Gençler nerede ola ki diye düşünürken; Kılıçdaroğlu’nun “Biz mazlumun yanında oluruz” diyerek Fethullah Gülen’e selam yolladığı haber metnini okuduğum aklıma geliyor.

‘Gençler Pensilvan’ya için mazlum yürüyüşünde olabilir’ diye aklımdan geçiriyorum. Salondaki gençler bir elin parmağını geçmiyor.

Takma dişlerini düzeltme telaşına düşmüş amcalar…

Dip boyası gelmiş teyzelerin birbirlerine kişisel bakım önerileri…

Şeker, kolesterol, tansiyon ve daha birçok hastalığın analizi yapılıyor;

Heyecan yok, hareket yok, soluk kesilmiş, renksiz ve tatsız bir hava var içeride…

Kürsüde, kalabalıktan heyecan göremeyenlerin kendi heyecanlarını üretme tiyatrosu alıcı bulmuyor.

“Bu dinozorlarla mücadele edeceğiz” diyor birisi, diğeri Nevada Çölü’nde görülmemiş bir ısı gerilim derecesiyle yükleniyor iktidar partisine…

‘Ne yapsın vatandaş’ diye geçiriyorum içimden, çaresiz bir; ‘heyecan katacak başka ne yapılabilir ki’ kışkırtıcı sorusu aklıma düşüyor.

Düşünüyorum ve tam o esnada bir ses yükseliyor kürsüden:

“CHP olarak adam yeme makinesi olduk”

Belki de kongre boyunca işittiğim tek; diğer yandan tartışmasız en sert öz eleştiri cümlesi bu oluyor.

Bu ülkenin en yetkin, en aklı selim, en yakışan, en profesör Gençlik ve Spor Bakanı ben olurum diye devam edince kürsüdeki iştahım kaçıyor, azıcık heyecanlanırken hevesim törpüleniveriyor.

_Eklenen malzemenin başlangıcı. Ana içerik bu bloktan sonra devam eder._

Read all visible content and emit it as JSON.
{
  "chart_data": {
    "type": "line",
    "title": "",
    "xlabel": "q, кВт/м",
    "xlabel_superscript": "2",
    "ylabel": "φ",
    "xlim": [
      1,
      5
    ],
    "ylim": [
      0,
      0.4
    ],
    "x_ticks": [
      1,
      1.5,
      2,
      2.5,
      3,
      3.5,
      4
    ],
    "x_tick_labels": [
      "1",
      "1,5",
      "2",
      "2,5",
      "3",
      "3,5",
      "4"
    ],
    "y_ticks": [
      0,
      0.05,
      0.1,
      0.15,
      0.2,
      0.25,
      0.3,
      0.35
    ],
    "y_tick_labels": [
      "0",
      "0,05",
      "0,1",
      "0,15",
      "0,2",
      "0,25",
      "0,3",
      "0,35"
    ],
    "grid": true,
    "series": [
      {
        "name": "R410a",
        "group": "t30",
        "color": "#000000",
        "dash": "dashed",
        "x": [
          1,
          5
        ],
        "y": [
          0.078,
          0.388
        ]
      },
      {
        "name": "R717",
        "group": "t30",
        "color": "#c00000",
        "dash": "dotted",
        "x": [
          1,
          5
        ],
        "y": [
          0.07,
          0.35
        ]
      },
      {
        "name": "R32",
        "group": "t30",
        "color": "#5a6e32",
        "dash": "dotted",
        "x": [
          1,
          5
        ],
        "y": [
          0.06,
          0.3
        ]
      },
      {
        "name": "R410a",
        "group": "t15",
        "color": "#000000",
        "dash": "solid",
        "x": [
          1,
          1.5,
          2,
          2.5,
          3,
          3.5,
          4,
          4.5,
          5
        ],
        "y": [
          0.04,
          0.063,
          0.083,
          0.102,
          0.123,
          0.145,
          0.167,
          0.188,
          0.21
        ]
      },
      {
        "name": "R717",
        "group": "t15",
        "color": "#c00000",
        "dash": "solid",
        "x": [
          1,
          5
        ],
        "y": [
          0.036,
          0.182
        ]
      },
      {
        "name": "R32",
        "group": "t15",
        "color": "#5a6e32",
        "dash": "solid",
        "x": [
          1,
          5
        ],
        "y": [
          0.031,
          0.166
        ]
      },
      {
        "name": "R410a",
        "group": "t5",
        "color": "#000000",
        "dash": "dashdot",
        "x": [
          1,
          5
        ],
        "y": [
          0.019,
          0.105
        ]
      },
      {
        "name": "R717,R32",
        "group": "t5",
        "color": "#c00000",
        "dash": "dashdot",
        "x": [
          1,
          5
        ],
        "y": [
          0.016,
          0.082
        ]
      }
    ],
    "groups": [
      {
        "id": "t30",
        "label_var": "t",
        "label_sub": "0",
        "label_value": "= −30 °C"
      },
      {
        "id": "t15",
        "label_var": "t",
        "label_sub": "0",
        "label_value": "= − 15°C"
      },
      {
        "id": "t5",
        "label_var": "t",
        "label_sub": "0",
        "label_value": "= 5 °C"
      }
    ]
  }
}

Dayanamıyorum, bu hale daha fazla katlanamıyorum, gözlerim yaşarıyor…

Anlıyorum ki dışarıdan kongre salonuna kaçan sigara dumanından göz pınarlarım yaşarmaya yer arıyor.

Davulcular hala heyecanlı, şu kongre bir bitse de ‘cukka’ları indirsek diye bir heyecan var merdivenlerde.

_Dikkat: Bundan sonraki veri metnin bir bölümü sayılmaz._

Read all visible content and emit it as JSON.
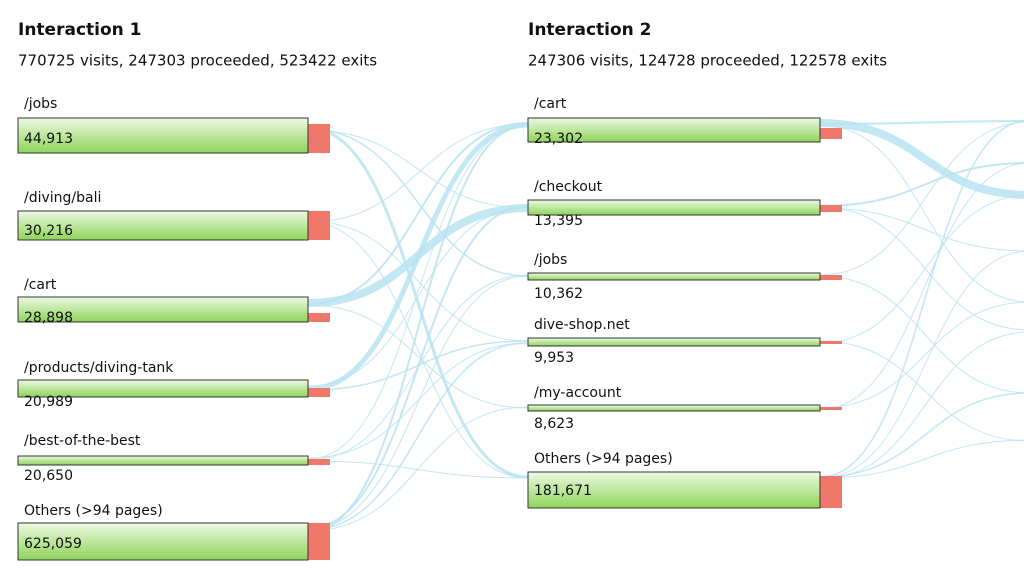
{
  "columns": [
    {
      "title": "Interaction 1",
      "summary": "770725 visits, 247303 proceeded, 523422 exits",
      "nodes": [
        {
          "label": "/jobs",
          "value": "44,913"
        },
        {
          "label": "/diving/bali",
          "value": "30,216"
        },
        {
          "label": "/cart",
          "value": "28,898"
        },
        {
          "label": "/products/diving-tank",
          "value": "20,989"
        },
        {
          "label": "/best-of-the-best",
          "value": "20,650"
        },
        {
          "label": "Others (>94 pages)",
          "value": "625,059"
        }
      ]
    },
    {
      "title": "Interaction 2",
      "summary": "247306 visits, 124728 proceeded, 122578 exits",
      "nodes": [
        {
          "label": "/cart",
          "value": "23,302"
        },
        {
          "label": "/checkout",
          "value": "13,395"
        },
        {
          "label": "/jobs",
          "value": "10,362"
        },
        {
          "label": "dive-shop.net",
          "value": "9,953"
        },
        {
          "label": "/my-account",
          "value": "8,623"
        },
        {
          "label": "Others (>94 pages)",
          "value": "181,671"
        }
      ]
    }
  ]
}
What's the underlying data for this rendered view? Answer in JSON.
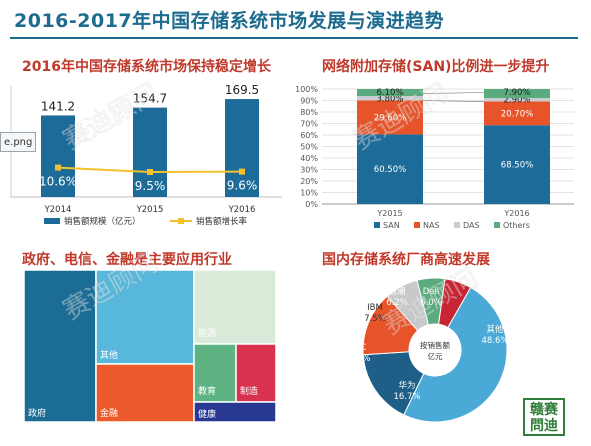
{
  "header": {
    "title": "2016-2017年中国存储系统市场发展与演进趋势"
  },
  "broken_image_text": "e.png",
  "watermark_text": "赛迪顾问",
  "logo_text": "赣赛問迪",
  "colors": {
    "blue": "#1d6b98",
    "orange": "#e8542a",
    "gray": "#c9cdd2",
    "green": "#5bab7f",
    "yellow": "#f3c22c",
    "teal": "#3aa6c9"
  },
  "chart_data": [
    {
      "type": "bar",
      "title": "2016年中国存储系统市场保持稳定增长",
      "categories": [
        "Y2014",
        "Y2015",
        "Y2016"
      ],
      "series": [
        {
          "name": "销售额规模（亿元）",
          "values": [
            141.2,
            154.7,
            169.5
          ],
          "labels": [
            "141.2",
            "154.7",
            "169.5"
          ]
        },
        {
          "name": "销售额增长率",
          "type": "line",
          "values": [
            10.6,
            9.5,
            9.6
          ],
          "labels": [
            "10.6%",
            "9.5%",
            "9.6%"
          ]
        }
      ]
    },
    {
      "type": "bar",
      "stacked": true,
      "title": "网络附加存储(SAN)比例进一步提升",
      "categories": [
        "Y2015",
        "Y2016"
      ],
      "yticks": [
        "0%",
        "10%",
        "20%",
        "30%",
        "40%",
        "50%",
        "60%",
        "70%",
        "80%",
        "90%",
        "100%"
      ],
      "ylim": [
        0,
        100
      ],
      "series": [
        {
          "name": "SAN",
          "values": [
            60.5,
            68.5
          ],
          "labels": [
            "60.50%",
            "68.50%"
          ]
        },
        {
          "name": "NAS",
          "values": [
            29.6,
            20.7
          ],
          "labels": [
            "29.60%",
            "20.70%"
          ]
        },
        {
          "name": "DAS",
          "values": [
            3.8,
            2.9
          ],
          "labels": [
            "3.80%",
            "2.90%"
          ]
        },
        {
          "name": "Others",
          "values": [
            6.1,
            7.9
          ],
          "labels": [
            "6.10%",
            "7.90%"
          ]
        }
      ]
    },
    {
      "type": "heatmap",
      "title": "政府、电信、金融是主要应用行业",
      "cells": [
        {
          "label": "政府",
          "value": 28
        },
        {
          "label": "其他",
          "value": 20
        },
        {
          "label": "金融",
          "value": 16
        },
        {
          "label": "能源",
          "value": 12
        },
        {
          "label": "教育",
          "value": 6
        },
        {
          "label": "制造",
          "value": 5
        },
        {
          "label": "健康",
          "value": 4
        }
      ]
    },
    {
      "type": "pie",
      "title": "国内存储系统厂商高速发展",
      "center_label": "按销售额亿元",
      "slices": [
        {
          "name": "其他",
          "value": 48.6,
          "label": "48.6%"
        },
        {
          "name": "华为",
          "value": 16.7,
          "label": "16.7%"
        },
        {
          "name": "EMC",
          "value": 14.4,
          "label": "14.4%"
        },
        {
          "name": "IBM",
          "value": 7.5,
          "label": "7.5%"
        },
        {
          "name": "浪潮",
          "value": 6.2,
          "label": "6.2%"
        },
        {
          "name": "Dell",
          "value": 6.0,
          "label": "6.0%"
        }
      ]
    }
  ]
}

Kimsesizler Başkanı Hasan Yıldız Kılıçdaroğlu’nu gördüm diye halüsinasyonlar gördüğünü anlatıyor CHP’li arkadaşlarına.

Merdivenleri iniyorum, tüm bu ritüel başımı döndürüyor.

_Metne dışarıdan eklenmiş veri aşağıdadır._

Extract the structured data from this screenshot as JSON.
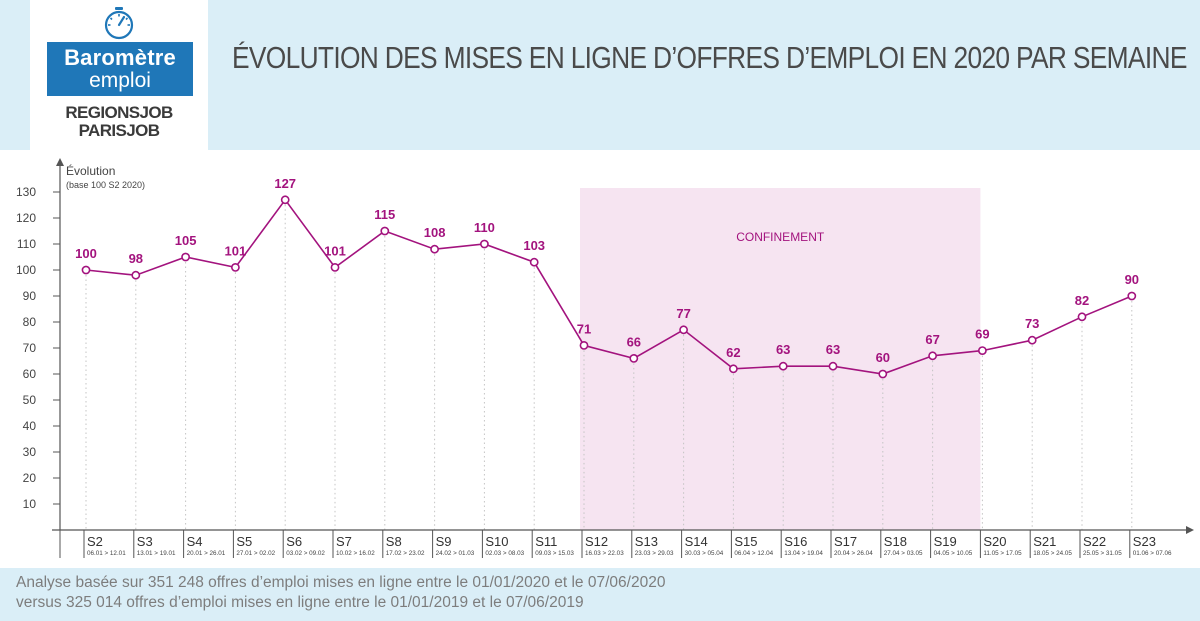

Bu heyecansız güruh enerjimi alıyor, sonunda tekrar brandanın altına gelebiliyorum. Artık çıkmaya hazırım.

Hazırım ama ekşın peşimi bırakmıyor ki!

Sigarasını Büyükşehir Belediye binasına doğru içen bir grup yaşlı kurt dikkatimi çekiyor. Konuşuyorlar, amiyane tabirle ‘vura vur’ gidiyorlar.

İçlerinden kasketli olanı vurucu cümleyi ağzından çıkarıyor, Nirvana’ya ulaşıyorum:

“Şu Büyükşehir de kendisini bir yenileyemedi be!”

Dumanlar Büyükşehir’in kendisini yenileyememesi adına akciğerlere gönderilirken, CHP’nin sorununu gördüğüm ve yaşadıklarımla analiz edebilmenin mutluluğunu yaşıyorum.

Eskimiş yüzler, eskimiş düzen, basmakalıp, yıllanmış bir anlayış, yenilenememeye sövüyor!

Artık oradan mutlu bir şekilde ayrılabilirim.

Dumansız hava sahasına gelince Teoman’ın şu dizeleri aklıma geliyor:

“Bak hayatına, dinmiyor sızın

Her yarışta, her varışta”

Ne diyelim; Behey böyle giderse de oynamaya devam edecek yalnızları!